Jimmie Coker Holland (April 9, 1928 – December 24, 2017) was a founder of the field of psycho-oncology. In 1977, she worked with two colleagues to establish a full-time psychiatric service at Memorial Sloan Kettering Cancer Center. The program was one of the first of its kind in cancer treatment, and trained its psychologists to specialize in issues specific to people with cancer.

==Biography==
Born in Nevada, Texas, in 1928, Holland earned her medical degree from Baylor College of Medicine in Houston, Texas, in 1952, and received her board certification in psychiatry in 1966. She taught and practiced at the State University of New York, Buffalo, and Montefiore Hospital of Albert Einstein College of Medicine in New York City. Holland was chief of the Psychiatry Service, which she helped create, for New York's Memorial Sloan-Kettering (MSK) Cancer Center from 1977 to 1996. The Psychiatry Service at MSK was the first ever clinical, research and training service established at a cancer center. She became a Professor of Psychiatry at the Weill Cornell Medical College, and held the Wayne E. Chapman Chair of Psychiatric Oncology at MSK. During her years at MSK, Holland created the nation's largest training and research program in psycho-oncology. In 1996, she was named the inaugural Chairwoman of the Department of Psychiatry and Behavioral Sciences at Memorial Sloan Kettering Cancer Center, the first ever department of its kind.

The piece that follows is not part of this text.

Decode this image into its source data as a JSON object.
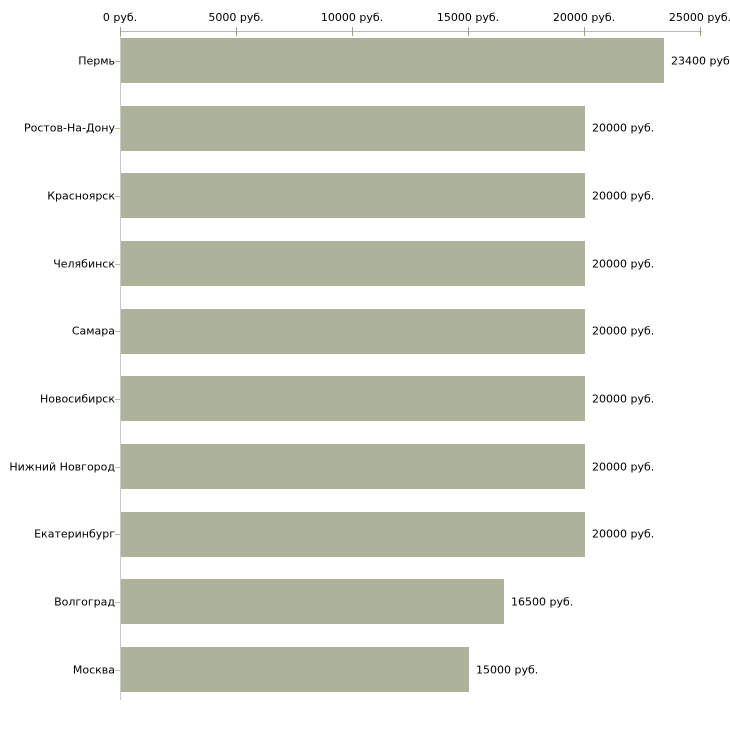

Holland founded the American Psychosocial Oncology Society (formerly known as the American Society of Psychosocial and Behavioral Oncology/AIDS) in 1980, and co-founded the International Psycho-Oncology Society (IPOS) in 1984. She is also credited with putting psychosocial and behavioral research on the agenda of the American Cancer Society (ACS) in the early 1980s.

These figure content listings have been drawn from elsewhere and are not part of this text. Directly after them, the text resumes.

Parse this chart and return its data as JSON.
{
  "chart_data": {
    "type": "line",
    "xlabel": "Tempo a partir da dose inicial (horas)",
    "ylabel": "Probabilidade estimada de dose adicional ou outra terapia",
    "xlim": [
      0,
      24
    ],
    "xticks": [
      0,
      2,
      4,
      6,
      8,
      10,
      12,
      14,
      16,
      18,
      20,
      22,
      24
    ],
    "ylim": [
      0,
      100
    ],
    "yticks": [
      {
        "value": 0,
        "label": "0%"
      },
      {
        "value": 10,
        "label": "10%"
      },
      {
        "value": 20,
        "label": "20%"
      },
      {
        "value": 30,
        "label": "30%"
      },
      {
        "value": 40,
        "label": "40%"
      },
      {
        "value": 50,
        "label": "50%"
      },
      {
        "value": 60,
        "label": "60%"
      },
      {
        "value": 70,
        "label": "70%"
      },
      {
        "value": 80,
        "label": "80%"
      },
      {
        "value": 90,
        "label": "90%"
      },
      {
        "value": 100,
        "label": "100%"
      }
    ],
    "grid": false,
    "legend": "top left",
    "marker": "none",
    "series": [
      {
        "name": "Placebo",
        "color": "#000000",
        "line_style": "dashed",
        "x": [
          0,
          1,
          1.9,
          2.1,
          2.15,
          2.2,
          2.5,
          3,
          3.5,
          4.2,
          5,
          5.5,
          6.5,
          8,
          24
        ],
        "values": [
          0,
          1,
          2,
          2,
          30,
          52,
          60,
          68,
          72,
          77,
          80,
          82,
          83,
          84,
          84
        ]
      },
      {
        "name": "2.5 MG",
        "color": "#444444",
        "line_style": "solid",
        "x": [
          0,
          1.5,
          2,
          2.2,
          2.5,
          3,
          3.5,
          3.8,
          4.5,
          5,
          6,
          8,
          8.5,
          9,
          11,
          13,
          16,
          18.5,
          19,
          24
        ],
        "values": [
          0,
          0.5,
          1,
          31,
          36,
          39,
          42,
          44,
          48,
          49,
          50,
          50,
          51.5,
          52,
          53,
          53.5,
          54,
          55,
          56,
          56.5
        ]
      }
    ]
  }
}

In 1994, Dr. Holland was awarded the American Cancer Society's Medal of Honor for Clinical Research. The ACS awarded her its Medal of Honor for Clinical Research in 1994. She was elected a Fellow in the Institute of Medicine of the National Academy of Sciences in 1995, and received the Presidential Commendation from the American Psychiatric Association in 2000, among many other awards.

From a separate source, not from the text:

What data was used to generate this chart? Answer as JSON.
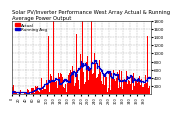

In 1984, she produced for Sloan-Kettering the first syllabus on psycho-oncology and, in 1989, was senior editor of the first textbook on the subject. In 1992, Holland became co-editor of the journal Psycho-Oncology, along with Dr. Maggie Watson from the Royal Marsden Hospital. Dr. Holland not only has had a huge influence in her research of Psycho-Oncology, but she has also written a book named, "The Human Side of Cancer". The book has helped aid patients with cancer and support systems cope with the diagnosis.

Her husband, James F. Holland, was an oncologist and an important figure in the early development of cancer chemotherapy. Her interest in the field of psycho-oncology arose in part from discussions with her husband about the patients he treated, and the understanding that arose from those discussions that little was known about the experiences of people with cancer and that little was being done to help people with cancer manage the experience.

Holland died of complications of cardiovascular disease on December 24, 2017, at the age of 89.